Sur le terrain, Serenade et plus encore Botector et Armicarb semblent encore peu utilisés. Et la prophylaxie reste primordiale. « Il est nécessaire de gérer la vigueur, de raisonner la fertilisation et d'arrêter le travail du sol après la fermeture de la grappe, rapporte Odile Cadiou, du Service d'écodéveloppement agrobiologique et rural de Bourgogne. Nous préconisons aussi l'effeuillage de la face nord-est des vignes à partir de la nouaison, cela a aussi un effet bénéfique contre l'oïdium. Cette année, la pression du botrytis a été importante en fin de saison. Mais il n'y a pas eu de grandes différences entre les parcelles conduites en conventionnelle et celles en bio. »

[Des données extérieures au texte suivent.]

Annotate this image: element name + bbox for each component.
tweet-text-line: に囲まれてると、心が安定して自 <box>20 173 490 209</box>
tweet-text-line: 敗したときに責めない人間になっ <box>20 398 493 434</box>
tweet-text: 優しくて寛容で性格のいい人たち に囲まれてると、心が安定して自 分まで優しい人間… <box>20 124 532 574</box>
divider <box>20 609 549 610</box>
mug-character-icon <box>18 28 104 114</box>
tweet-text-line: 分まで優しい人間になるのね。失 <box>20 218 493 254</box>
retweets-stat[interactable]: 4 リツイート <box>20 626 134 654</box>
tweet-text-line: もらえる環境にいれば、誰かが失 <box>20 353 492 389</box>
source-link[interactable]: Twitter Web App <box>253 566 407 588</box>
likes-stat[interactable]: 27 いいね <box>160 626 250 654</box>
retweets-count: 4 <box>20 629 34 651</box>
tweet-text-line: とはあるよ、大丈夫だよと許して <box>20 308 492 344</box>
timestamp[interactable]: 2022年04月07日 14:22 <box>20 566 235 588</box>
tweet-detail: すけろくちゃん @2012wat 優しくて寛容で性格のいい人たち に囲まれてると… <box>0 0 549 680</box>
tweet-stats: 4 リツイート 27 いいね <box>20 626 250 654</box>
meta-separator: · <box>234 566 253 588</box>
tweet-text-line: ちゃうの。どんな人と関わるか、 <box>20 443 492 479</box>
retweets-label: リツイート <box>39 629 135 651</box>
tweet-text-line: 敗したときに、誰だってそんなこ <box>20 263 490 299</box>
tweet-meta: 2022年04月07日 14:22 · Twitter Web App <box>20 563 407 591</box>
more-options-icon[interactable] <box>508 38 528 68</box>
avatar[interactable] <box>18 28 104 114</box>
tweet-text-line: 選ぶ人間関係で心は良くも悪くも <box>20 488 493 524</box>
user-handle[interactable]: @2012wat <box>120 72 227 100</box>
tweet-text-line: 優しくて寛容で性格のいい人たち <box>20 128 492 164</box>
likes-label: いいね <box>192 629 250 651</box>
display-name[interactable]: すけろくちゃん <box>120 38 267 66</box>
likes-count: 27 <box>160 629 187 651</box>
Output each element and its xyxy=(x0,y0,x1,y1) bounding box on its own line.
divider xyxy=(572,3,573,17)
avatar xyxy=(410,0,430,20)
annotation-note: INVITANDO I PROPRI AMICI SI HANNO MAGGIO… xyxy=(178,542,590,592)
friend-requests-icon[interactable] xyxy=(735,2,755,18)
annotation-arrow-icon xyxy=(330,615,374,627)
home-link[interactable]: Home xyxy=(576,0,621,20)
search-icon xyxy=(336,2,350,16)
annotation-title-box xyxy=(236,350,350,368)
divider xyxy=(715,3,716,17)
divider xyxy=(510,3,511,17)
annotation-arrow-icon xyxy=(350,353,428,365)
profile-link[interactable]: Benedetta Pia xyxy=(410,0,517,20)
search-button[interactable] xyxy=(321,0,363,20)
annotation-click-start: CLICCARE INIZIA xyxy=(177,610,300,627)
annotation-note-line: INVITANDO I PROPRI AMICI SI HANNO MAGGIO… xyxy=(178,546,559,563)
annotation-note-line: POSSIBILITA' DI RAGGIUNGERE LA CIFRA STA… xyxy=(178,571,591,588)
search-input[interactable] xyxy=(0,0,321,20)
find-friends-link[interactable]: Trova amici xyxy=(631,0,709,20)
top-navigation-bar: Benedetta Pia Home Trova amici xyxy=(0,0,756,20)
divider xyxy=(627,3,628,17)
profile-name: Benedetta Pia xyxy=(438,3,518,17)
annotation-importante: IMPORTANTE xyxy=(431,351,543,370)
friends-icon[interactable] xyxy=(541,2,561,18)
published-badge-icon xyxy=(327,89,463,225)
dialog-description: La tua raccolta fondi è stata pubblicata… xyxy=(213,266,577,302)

Des vignerons appliquent du lithothamne (algue marine calcaire) ou de l'argile kaolinite contre la pourriture grise. Mais ces pratiques n'ont pas été évaluées.

5 % de baies pourries suffisent à dégrader un vin

Outre la perte de rendements, la pourriture grise entraîne une dégradation de composés qualitatifs du raisin (sucres, acides organiques, arômes variétaux et composés phénoliques), le brunissement des vins et des difficultés de clarification. À Bordeaux (Gironde), Bénédicte Lorrain, Isabelle Ky et d'autres chercheurs de l'Institut des sciences de la vigne et du vin ont mesuré ces impacts sur du merlot noir en 2009 et en 2010. En 2010, ils sont allés jusqu'à mesurer l'impact de la maladie sur la teneur en composés phénoliques des pépins et des pellicules séparément. Ils ont découvert que la composition des pépins est peu affectée par la maladie, ce qui est logique, car ils sont peu en contact avec elle. En revanche, les pellicules sont extrêmement touchées, les peaux des baies malades perdant 82 % de leurs anthocyanes.

Durant les deux années d'observation, les chercheurs ont comparé les moûts et les vins de cuves renfermant uniquement des baies saines - les témoins - et de cuves renfermant 5, 15 et 20 % de baies pourries. En 2009, la cuve avec 15 % de baies pourries renfermait 57 % d'anthocyanes totales en moins que la cuve témoin. En 2010, elle en contenait 46 % de moins. L'acidité volatile des vins finis a augmenté dès 5 % de baies pourries en 2010 et à partir de 15 % en 2009. À la dégustation, le jury a distingué les vins issus de vendanges pourries, pour les deux millésimes étudiés, dès 5 % de raisins touchés. Les dégustateurs ont perçu des défauts moisi-terreux, de végétal-herbe et de champignon.

La pourriture grise a donc un impact sur les composés phénoliques (oxydés par des enzymes du champignon, comme la laccase) et les propriétés sensorielles des vins. « Les conséquences de Botrytis cinerea sont sérieuses et dramatiques dès 5 % de baies pourries dans le vin », concluent les chercheurs.